And Bean’s life changed forever.
Now, Gracie can get into his stuff. And if he moves it away from her, she can crawl over to it again. Bean doesn’t know what the crap is going on, but he knows he is not happy about it. He’s started doing this really funny thing when he sees Gracie coming towards one of his treasures. He throws himself down on top of his toys and covers them with his entire body, while yelling out, “NO, GWAYCIE!”
Chris and I didn’t really prepare for how to handle sibling rivalry. We had parenting talks about discipline and setting boundaries and potty training and religion and all that other important stuff. But we never really put a game plan together for sibling rivalry. We’ve been shooting from the hip for the past week, and, so far, we’ve actually got a pretty good system going.

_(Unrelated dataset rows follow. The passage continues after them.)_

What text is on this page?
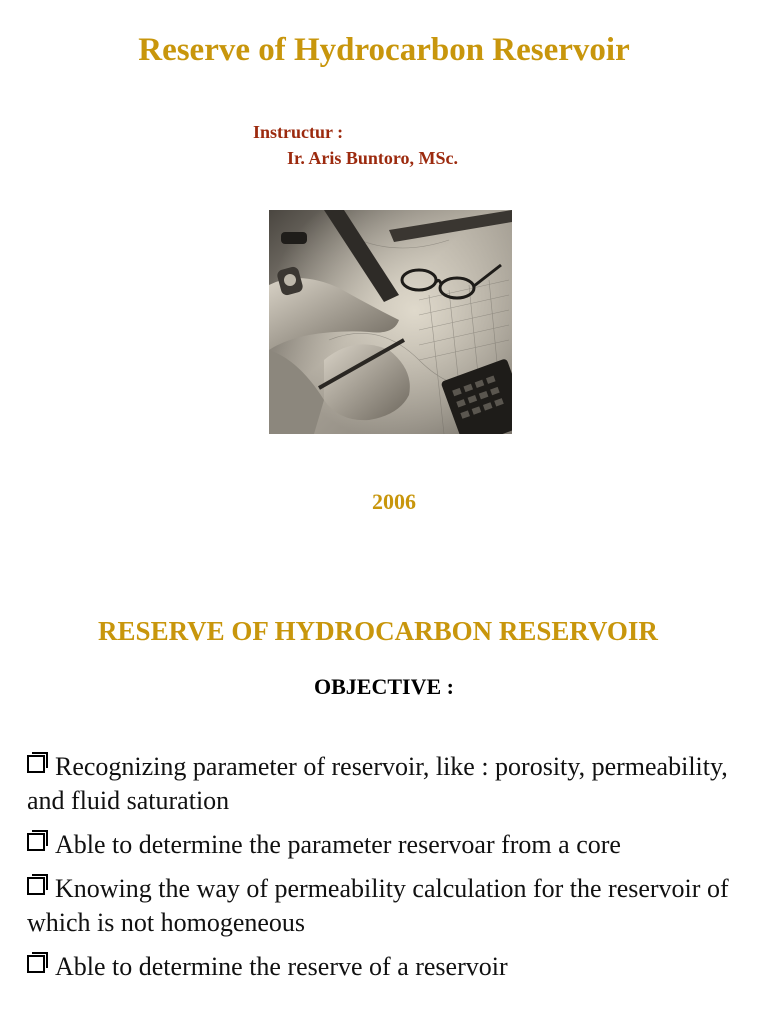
Reserve of Hydrocarbon Reservoir
Instructur :
Ir. Aris Buntoro, MSc.
2006
RESERVE OF HYDROCARBON RESERVOIR
OBJECTIVE :
Recognizing parameter of reservoir, like : porosity, permeability, and fluid saturation
Able to determine the parameter reservoar from a core
Knowing the way of permeability calculation for the reservoir of which is not homogeneous
Able to determine the reserve of a reservoir
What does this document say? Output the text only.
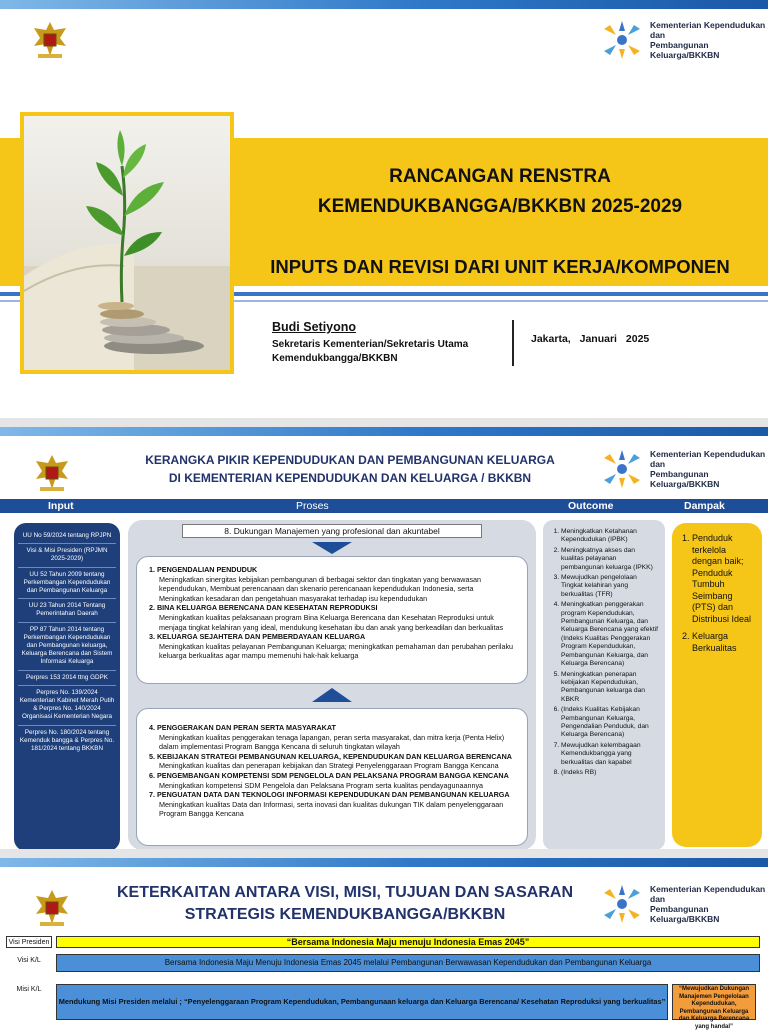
Kementerian Kependudukan dan
Pembangunan Keluarga/BKKBN
RANCANGAN RENSTRA
KEMENDUKBANGGA/BKKBN 2025-2029
INPUTS DAN REVISI DARI UNIT KERJA/KOMPONEN
Budi Setiyono
Sekretaris Kementerian/Sekretaris Utama
Kemendukbangga/BKKBN
Jakarta, Januari 2025
KERANGKA PIKIR KEPENDUDUKAN DAN PEMBANGUNAN KELUARGA
DI KEMENTERIAN KEPENDUDUKAN DAN KELUARGA / BKKBN
Kementerian Kependudukan dan
Pembangunan Keluarga/BKKBN
Input	Proses	Outcome	Dampak
UU No 59/2024 tentang RPJPN
Visi & Misi Presiden (RPJMN 2025-2029)
UU 52 Tahun 2009 tentang Perkembangan Kependudukan dan Pembangunan Keluarga
UU 23 Tahun 2014 Tentang Pemerintahan Daerah
PP 87 Tahun 2014 tentang Perkembangan Kependudukan dan Pembangunan keluarga, Keluarga Berencana dan Sistem Informasi Keluarga
Perpres 153 2014 ttng GDPK
Perpres No. 139/2024 Kementerian Kabinet Merah Putih & Perpres No. 140/2024 Organisasi Kementerian Negara
Perpres No. 180/2024 tentang Kemenduk bangga & Perpres No. 181/2024 tentang BKKBN
8. Dukungan Manajemen yang profesional dan akuntabel
1. PENGENDALIAN PENDUDUK
Meningkatkan sinergitas kebijakan pembangunan di berbagai sektor dan tingkatan yang berwawasan kependudukan, Membuat perencanaan dan skenario perencanaan kependudukan Indonesia, serta Meningkatkan kesadaran dan pengetahuan masyarakat terhadap isu kependudukan
2. BINA KELUARGA BERENCANA DAN KESEHATAN REPRODUKSI
Meningkatkan kualitas pelaksanaan program Bina Keluarga Berencana dan Kesehatan Reproduksi untuk menjaga tingkat kelahiran yang ideal, mendukung kesehatan ibu dan anak yang berkeadilan dan berkualitas
3. KELUARGA SEJAHTERA DAN PEMBERDAYAAN KELUARGA
Meningkatkan kualitas pelayanan Pembangunan Keluarga; meningkatkan pemahaman dan perubahan perilaku keluarga berkualitas agar mampu memenuhi hak-hak keluarga
4. PENGGERAKAN DAN PERAN SERTA MASYARAKAT
Meningkatkan kualitas penggerakan tenaga lapangan, peran serta masyarakat, dan mitra kerja (Penta Helix) dalam implementasi Program Bangga Kencana di seluruh tingkatan wilayah
5. KEBIJAKAN STRATEGI PEMBANGUNAN KELUARGA, KEPENDUDUKAN DAN KELUARGA BERENCANA
Meningkatkan kualitas dan penerapan kebijakan dan Strategi Penyelenggaraan Program Bangga Kencana
6. PENGEMBANGAN KOMPETENSI SDM PENGELOLA DAN PELAKSANA PROGRAM BANGGA KENCANA
Meningkatkan kompetensi SDM Pengelola dan Pelaksana Program serta kualitas pendayagunaannya
7. PENGUATAN DATA DAN TEKNOLOGI INFORMASI KEPENDUDUKAN DAN PEMBANGUNAN KELUARGA
Meningkatkan kualitas Data dan Informasi, serta inovasi dan kualitas dukungan TIK dalam penyelenggaraan Program Bangga Kencana
1. Meningkatkan Ketahanan Kependudukan (IPBK)
2. Meningkatnya akses dan kualitas pelayanan pembangunan keluarga (IPKK)
3. Mewujudkan pengelolaan Tingkat kelahiran yang berkualitas (TFR)
4. Meningkatkan penggerakan program Kependudukan, Pembangunan Keluarga, dan Keluarga Berencana yang efektif (Indeks Kualitas Penggerakan Program Kependudukan, Pembangunan Keluarga, dan Keluarga Berencana)
5. Meningkatkan penerapan kebijakan Kependudukan, Pembangunan keluarga dan KBKR
6. (Indeks Kualitas Kebijakan Pembangunan Keluarga, Pengendalian Penduduk, dan Keluarga Berencana)
7. Mewujudkan kelembagaan Kemendukbangga yang berkualitas dan kapabel
8. (Indeks RB)
1. Penduduk terkelola dengan baik; Penduduk Tumbuh Seimbang (PTS) dan Distribusi Ideal
2. Keluarga Berkualitas
KETERKAITAN ANTARA VISI, MISI, TUJUAN DAN SASARAN
STRATEGIS KEMENDUKBANGGA/BKKBN
Kementerian Kependudukan dan
Pembangunan Keluarga/BKKBN
Visi Presiden	“Bersama Indonesia Maju menuju Indonesia Emas 2045”
Visi K/L	Bersama Indonesia Maju Menuju Indonesia Emas 2045 melalui Pembangunan Berwawasan Kependudukan dan Pembangunan Keluarga
Misi K/L
Mendukung Misi Presiden melalui ; “Penyelenggaraan Program Kependudukan, Pembangunaan keluarga dan Keluarga Berencana/ Kesehatan Reproduksi yang berkualitas”
“Mewujudkan Dukungan Manajemen Pengelolaan Kependudukan, Pembangunan Keluarga dan Keluarga Berencana yang handal”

Whenever Gracie starts getting all over Bean and his toys, we don’t go remove Gracie from the situation. It would be easy for us to just walk over when Bean starts freaking out and put Gracie somewhere else, but the fact is that Bean and Gracie are going to be playing together for a looooooong time, so Bean’s going to have to learn at some point how to handle sharing with her. Why not start at the very beginning?
When Bean starts yelling about Gracie taking his things, Chris and I usually say to him, “Speak nicely to her, Bean. Gracie is just a baby. She doesn’t understand.” And he actually does. He’ll stop yelling and instead use his sweet singsong voice he uses just for her. And he says things like, “No, no, Gracie. These toys aren’t for you.”
He used to snap at her and say, “No, Gracie! MINE!” But we quickly stepped in on that one. We treat the word “mine,” as a bad word in our house. If he says that word, we sharply tell him, “No, sir. We do not say that word.” That has helped with the temper tantrums this week a little bit because he has to find a different way to tell her to stop. Instead, he usually says things like, “That’s not yours, Gracie,” or “That’s not for you, Gracie.” Both of which are acceptable in our house.
We are coaching Bean verbally as he is talking to Gracie. We don’t go over to them and remove her, but we talk him through fixing the situation himself. After he has told her no, we tell him that if he doesn’t want her to play with his toys, he needs to go get her a toy that she can play with. Or, if he is hoarding all the toys (another thing that’s started happening since Gracie became mobile), we tell him he has to choose one of his toys to share with her. That seems to really help because it gives him ownership over the situation and he gets to make a decision about Gracie playing with his toys.
I know that this is just the beginning of sibling rivalry in our family. I’m sure we have years of this left ahead of us. But I figure at least we’re starting to handle it by teaching Bean HOW to handle it.
How do YOU handle sibling rivalries in your house?